I am Tom Kertes. I live in Queen Charlotte, Haida Gwaii with my husband Ron. Haida Gwaii is the traditional and unceded territory of the Haida Nation.
I teach high school at GidGalang Kuuyas Naay Secondary School. Currently I teach Math 8, Drama 11 and Communications 11/12. I was also a public school teacher at Sk’aadgaa Naay in Skidegate and Tahayghen in Masset. Before moving to Haida Gwaii (in 2015) I was an Early Childhood Educator at the University of British Columbia. I also taught community college at Seneca College in Toronto and was a Policy Advisor at Ontario’s self-regulatory College of Early Childhood Educators.
I am passionate about literacy and youth empowerment through education. Having worked in media and communications I know the value of storytelling and narrative. I have witnessed the power of people working together to tell their own stories, to be heard and to gain the attention and respect that everyone deserves and is entitled to. Education should empower the learner to transform their world and to be an active force for good in their community.

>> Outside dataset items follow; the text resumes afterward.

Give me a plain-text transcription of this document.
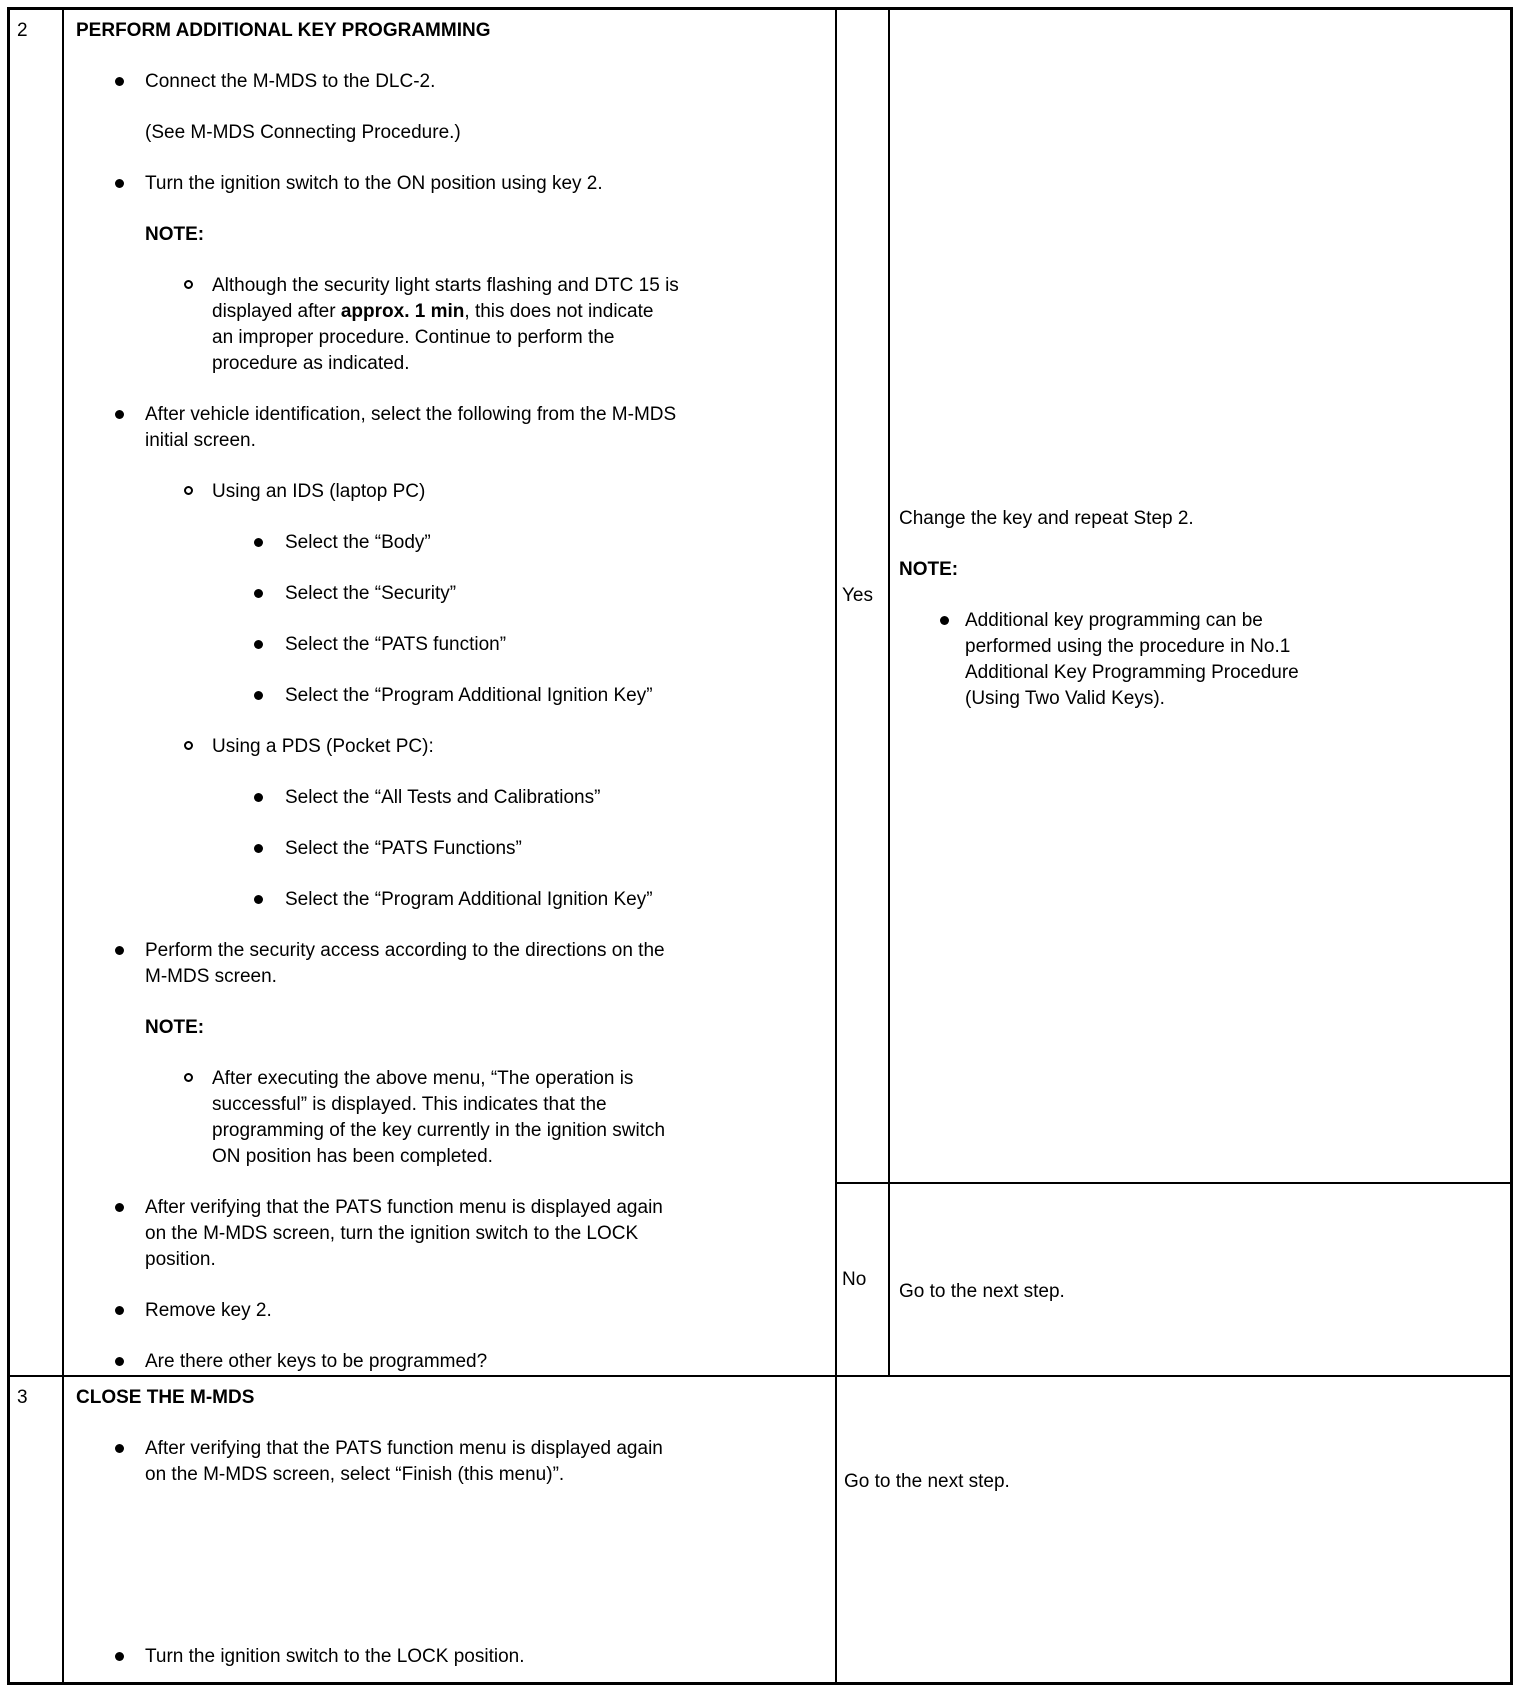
2	PERFORM ADDITIONAL KEY PROGRAMMING
Connect the M-MDS to the DLC-2.
(See M-MDS Connecting Procedure.)
Turn the ignition switch to the ON position using key 2.
NOTE:
Although the security light starts flashing and DTC 15 is
displayed after approx. 1 min, this does not indicate
an improper procedure. Continue to perform the
procedure as indicated.
After vehicle identification, select the following from the M-MDS
initial screen.
Using an IDS (laptop PC)
Select the “Body”
Select the “Security”
Select the “PATS function”
Select the “Program Additional Ignition Key”
Using a PDS (Pocket PC):
Select the “All Tests and Calibrations”
Select the “PATS Functions”
Select the “Program Additional Ignition Key”
Perform the security access according to the directions on the
M-MDS screen.
NOTE:
After executing the above menu, “The operation is
successful” is displayed. This indicates that the
programming of the key currently in the ignition switch
ON position has been completed.
After verifying that the PATS function menu is displayed again
on the M-MDS screen, turn the ignition switch to the LOCK
position.
Remove key 2.
Are there other keys to be programmed?
Yes
Change the key and repeat Step 2.
NOTE:
Additional key programming can be
performed using the procedure in No.1
Additional Key Programming Procedure
(Using Two Valid Keys).
No
Go to the next step.
3	CLOSE THE M-MDS
After verifying that the PATS function menu is displayed again
on the M-MDS screen, select “Finish (this menu)”.
Turn the ignition switch to the LOCK position.
Go to the next step.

Prior to becoming a public school teacher I was a labour organizer and messaging specialist — with a focus on grassroots organizing and media mobilization. I have worked with the Toronto and York Region Labour Council as a communications consultant, the United Workers Association and the Liberation Learning Project as a community organizer, and in television and Internet video production for Biz Kids Productions, IWT News and ImagineTree Consulting.
As a labour organizer I helped develop and coordinate two grassroots labour campaigns. The first campaign organized day labourers in Baltimore, Maryland and demanded a living wage for the cleaners at the publicly owned Camden Yards baseball stadium. Workers achieved their demand in 2007, following a nearly four-year effort by the cleaners of the stadium that culminated in a planned hunger strike by 14 cleaners and allies. The strike was called off on the eve of the worker-imposed deadline, when Maryland’s then governor Martin O’Malley agreed to their demands.
The second campaign organized Early Childhood Educators at the University of British Columbia (UBC). Working with the BCGEU union, which represented UBC child care staff, I helped develop and coordinate a campaign for gender equitable wages. Educators demanded at least $20 per hour, which represented a nearly 20% “pay correction” that would reflect the qualifications, responsibilities and value of the almost all woman workforce.
I am a dual Canadian-US citizen. I moved to Canada in 2007 in opposition to the invasion of Iraq and the practice of torture by the United States government under the second George Bush administration. I was born in Ellensburg, Washington (on the traditional lands of the Kittitas Band – which is now part of the Yakama Nation) and have lived in Cheney, Bremerton, Olympia, Seattle, Baltimore, Toronto, Vancouver and Queen Charlotte.